German Empire campaign medal

The China Medal, officially the China Commemorative Medal (German:China-Denkmünze), was a medal of the German Empire. It was instituted on 10 May 1901 by Kaiser Wilhelm II, in his capacity as German Emperor. It was issued to German participants in the Chinese Boxer Rebellion of 1900–1901, in recognition of their contributions to the war effort both in the combat zone and on the home front.

== Eligibility ==
The medal could be awarded to all combatants who participated in the military operations in China between 30 May 1900 and 29 June 1901, as well as to persons who were active in the care of the sick and wounded in the war zone. Recipients included officers and soldiers, naval personnel, medical officers and German officials who participated in the hostilities in China or were stationed there when the fighting began. Also eligible were volunteer medical personnel present on the battlefield or in field hospitals and hospital ships, members of the German guard detachments in Peking and Tientsin (today, Beijing and Tianjin), and non-Chinese individuals who were staying at the German legations during this period.
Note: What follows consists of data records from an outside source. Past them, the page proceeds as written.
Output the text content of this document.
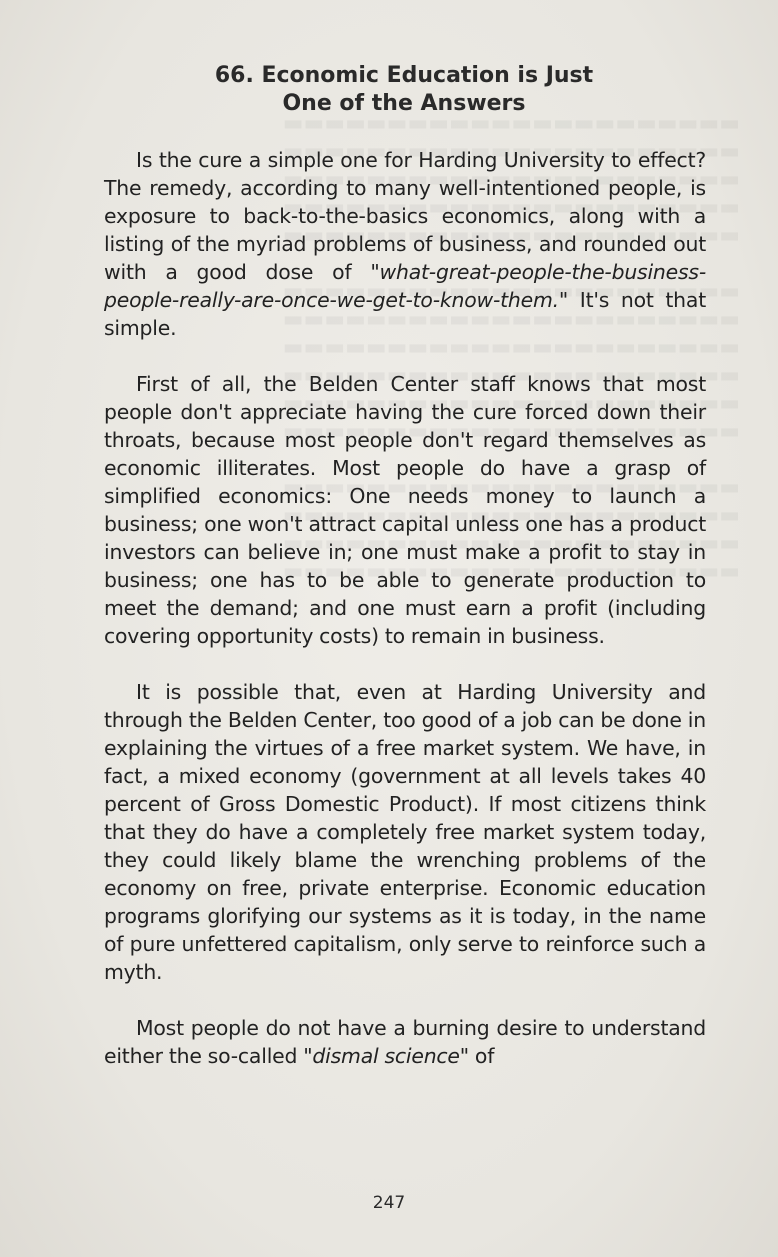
66. Economic Education is Just
One of the Answers

Is the cure a simple one for Harding University to effect? The remedy, according to many well-intentioned people, is exposure to back-to-the-basics economics, along with a listing of the myriad problems of business, and rounded out with a good dose of "what-great-people-the-business-people-really-are-once-we-get-to-know-them." It's not that simple.

First of all, the Belden Center staff knows that most people don't appreciate having the cure forced down their throats, because most people don't regard themselves as economic illiterates. Most people do have a grasp of simplified economics: One needs money to launch a business; one won't attract capital unless one has a product investors can believe in; one must make a profit to stay in business; one has to be able to generate production to meet the demand; and one must earn a profit (including covering opportunity costs) to remain in business.

It is possible that, even at Harding University and through the Belden Center, too good of a job can be done in explaining the virtues of a free market system. We have, in fact, a mixed economy (government at all levels takes 40 percent of Gross Domestic Product). If most citizens think that they do have a completely free market system today, they could likely blame the wrenching problems of the economy on free, private enterprise. Economic education programs glorifying our systems as it is today, in the name of pure unfettered capitalism, only serve to reinforce such a myth.

Most people do not have a burning desire to understand either the so-called "dismal science" of

247
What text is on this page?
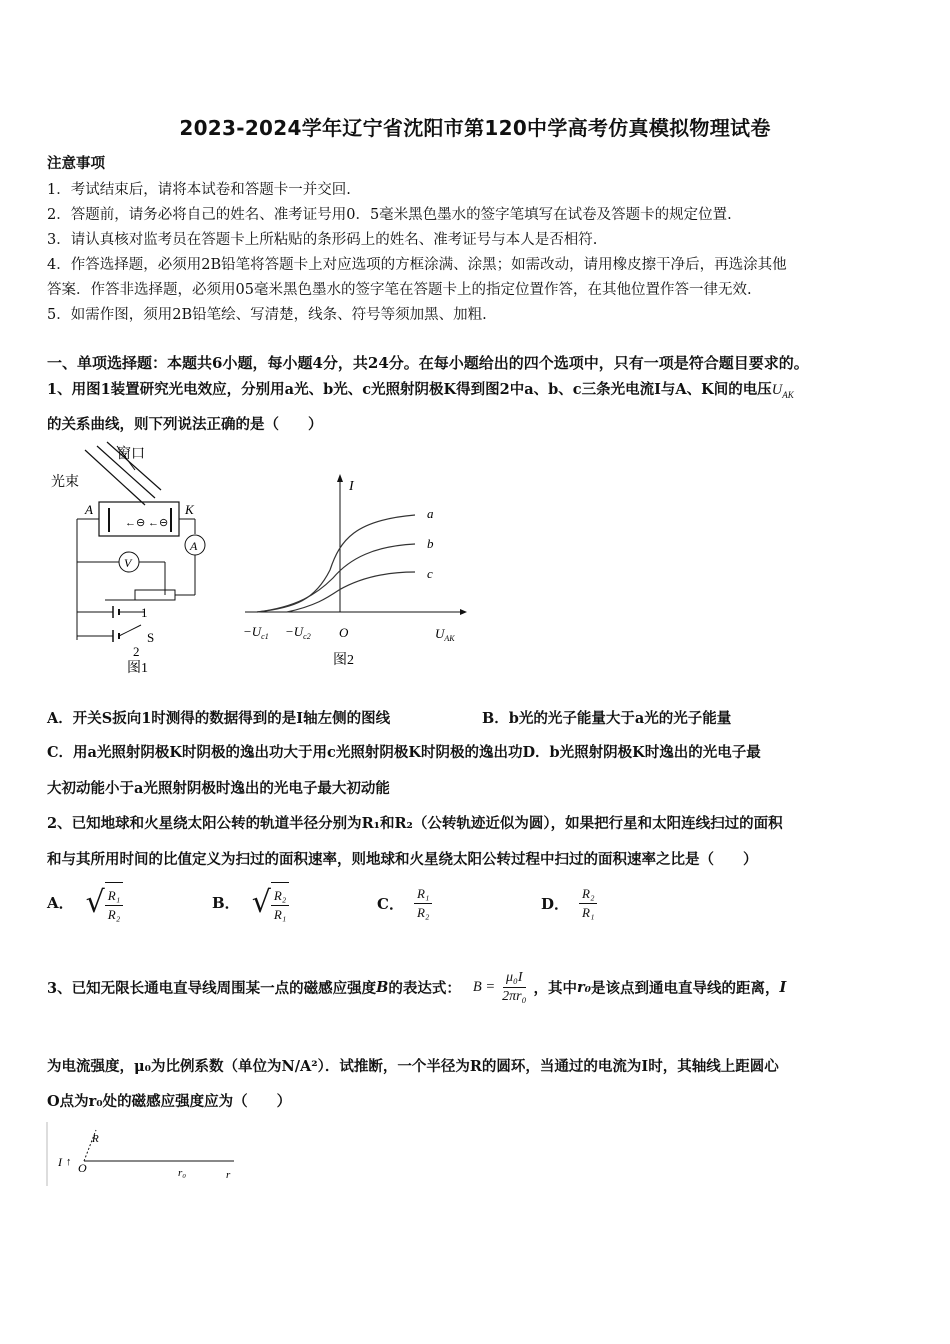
2023-2024学年辽宁省沈阳市第120中学高考仿真模拟物理试卷
注意事项
1．考试结束后，请将本试卷和答题卡一并交回.
2．答题前，请务必将自己的姓名、准考证号用0．5毫米黑色墨水的签字笔填写在试卷及答题卡的规定位置.
3．请认真核对监考员在答题卡上所粘贴的条形码上的姓名、准考证号与本人是否相符.
4．作答选择题，必须用2B铅笔将答题卡上对应选项的方框涂满、涂黑；如需改动，请用橡皮擦干净后，再选涂其他
答案．作答非选择题，必须用05毫米黑色墨水的签字笔在答题卡上的指定位置作答，在其他位置作答一律无效.
5．如需作图，须用2B铅笔绘、写清楚，线条、符号等须加黑、加粗.
一、单项选择题：本题共6小题，每小题4分，共24分。在每小题给出的四个选项中，只有一项是符合题目要求的。
1、用图1装置研究光电效应，分别用a光、b光、c光照射阴极K得到图2中a、b、c三条光电流I与A、K间的电压$U_{AK}$
的关系曲线，则下列说法正确的是（　　）
窗口
光束
←⊖ ←⊖
A	K
A
V
1
S
2
图1
I
a
b
c
$-U_{c1} -U_{c2}$ O	$U_{AK}$
图2
A．开关S扳向1时测得的数据得到的是I轴左侧的图线	B．b光的光子能量大于a光的光子能量
C．用a光照射阴极K时阴极的逸出功大于用c光照射阴极K时阴极的逸出功D．b光照射阴极K时逸出的光电子最
大初动能小于a光照射阴极时逸出的光电子最大初动能
2、已知地球和火星绕太阳公转的轨道半径分别为R₁和R₂（公转轨迹近似为圆），如果把行星和太阳连线扫过的面积
和与其所用时间的比值定义为扫过的面积速率，则地球和火星绕太阳公转过程中扫过的面积速率之比是（　　）
A． √ $\frac{\text{R₁}}{\text{R₂}}$	B． √ $\frac{\text{R₂}}{\text{R₁}}$	C． $\frac{\text{R₁}}{\text{R₂}}$	D． $\frac{\text{R₂}}{\text{R₁}}$
3、已知无限长通电直导线周围某一点的磁感应强度 B 的表达式： $B = \frac{\text{μ₀I}}{\text{2πr₀}}$ ，其中 r₀ 是该点到通电直导线的距离， I
为电流强度，μ₀为比例系数（单位为N/A²）．试推断，一个半径为R的圆环，当通过的电流为I时，其轴线上距圆心
O点为r₀处的磁感应强度应为（　　）
I ↑ O
R
r₀	r
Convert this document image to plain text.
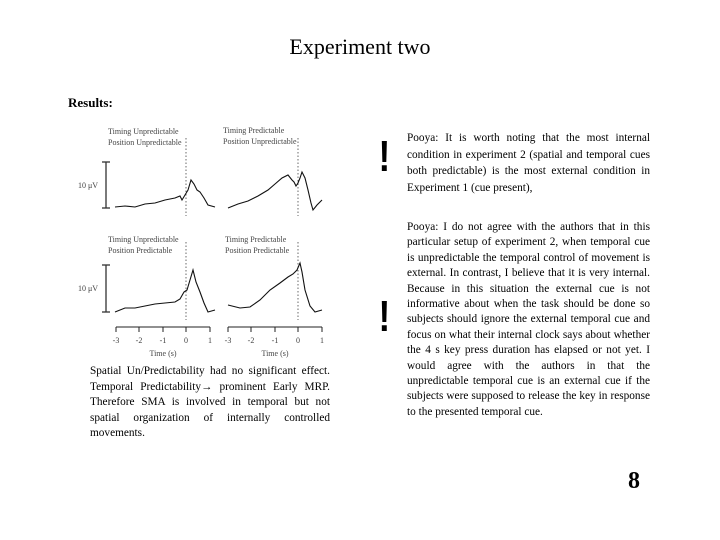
Experiment two
Results:
Timing Unpredictable
Position Unpredictable
Timing Predictable
Position Unpredictable
Timing Unpredictable
Position Predictable
Timing Predictable
Position Predictable
10 μV
10 μV
-3 -2 -1 0	1 -3 -2 -1 0	1
Time (s)	Time (s)
Spatial Un/Predictability had no significant effect. Temporal Predictability→ prominent Early MRP. Therefore SMA is involved in temporal but not spatial organization of internally controlled movements.
! Pooya: It is worth noting that the most internal condition in experiment 2 (spatial and temporal cues both predictable) is the most external condition in Experiment 1 (cue present),
!
Pooya: I do not agree with the authors that in this particular setup of experiment 2, when temporal cue is unpredictable the temporal control of movement is external. In contrast, I believe that it is very internal. Because in this situation the external cue is not informative about when the task should be done so subjects should ignore the external temporal cue and focus on what their internal clock says about whether the 4 s key press duration has elapsed or not yet. I would agree with the authors in that the unpredictable temporal cue is an external cue if the subjects were supposed to release the key in response to the presented temporal cue.
8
The total number of combatant awards has been estimated at about 40,000.

In addition, a non-combatant version could be awarded to all persons who were involved in the preparations for the mobilization and deployment of the German armed forces, as well as to the crews of German shipping company vessels transporting troops and war materiel to and from China. Eligibility also extended to shipping line officials supervising the transports, participating personnel of the Hamburg-America Line and officials of the Reichspost (imperial postal service). The total number of non-combatant awards is estimated to have exceeded 5,000.

== Description ==
- The design for the medal originated with Wilhelm II himself and was executed by the noted sculptor and art professor Walter Schott. The medals were produced by the metalware company of Mayer & Wilhelm in Stuttgart.

- The medal was a nearly round 32 mm wide disc that tapered to a point at the top featuring a hole, through which passed a small, elongated ring that attached to a larger round suspension ring. For combatants, the medal was made of bronze; for non-combatants, it was made of steel.

- The obverse depicted the image of a crowned eagle flying to the right, holding a large dragon in its talons. Around the edge ran a narrow, dense laurel garland.

- The reverse featured at its center the imperial monogram W in Gothic script beneath an image of the German State Crown with a fluttering ribbon on each side. Around this ran an inscription, bordered by a narrow, dense laurel garland as on the obverse. For the bronze combatant medal, it read: DEN SIEGREICHEN STREITERN (To the Victorious Warriors) and at the bottom, 1900 CHINA 1901. For the steel non-combatant medal, it read: VIERDIENST UM DIE EXPEDITION NACH CHINA (Service to the expedition to China) with a small five-pointed star at the bottom.

== Ribbon and placement ==
The medal was worn on the left breast, suspended from a 35-mm-wide ribbon with a 9-mm-wide orange-yellow center, flanked on each side by a 2-mm-wide white stripe, a 3-mm-wide red stripe, a 3-mm-wide white stripe, a 3 mm-wide-black stripe and a 2-mm-wide white border stripe.

== Medal bars ==
For combatants, any of 14 official medal bars could be awarded with the medal, providing the name(s) of the engagement(s) in which they had participated. For recipients who had taken part in multiple engagements, the bars were affixed one below the other in chronological order. The bars were made of gilt brass and were attached to the ribbon by means of pins on the back. They measured 7 mm in height and 33 mm in width, were bordered by a narrow, raised, polished edge, and bore the inscriptions in raised letters against a stippled background. The bars had to be purchased at the expense of the recipient. The bars were authorized in September 1901, and the list of battles was last expanded in December 1902. The names are as follows:

- Taku
- Seymour-Expedition
- Tientsin
- Peking
- Peitang-Forts
- Liang-Hsiang-Hsien
- Kaumi
- Tsekingkwan
- Kalgan
- Huolu
- Kitchou
- Hophu
- Fouphing
- Nan-Hung-Men

== Selected recipients ==

- Prince Arnulf of Bavaria
- Jakob Ritter von Danner
- Theodor Duesterberg
- Franz Ritter von Epp
- Hermann von François
- Walter Gladisch
- Wilhelm Ritter von Leeb
- Max Looff
- Hugo Meurer
- Erich Raeder
- Friedrich Sixt von Armin

== Sources ==
- "China-Denkmünze"
- China-Denkmünze für Kämpfer 1901 in the Ehrenzeichen-Orden website
- China-Denkmünze für Nichtkämpfer 1901 in the Ehrenzeichen-Orden website
- Hessenthal, Waldemar von (2001). "Honours and Awards of the German States"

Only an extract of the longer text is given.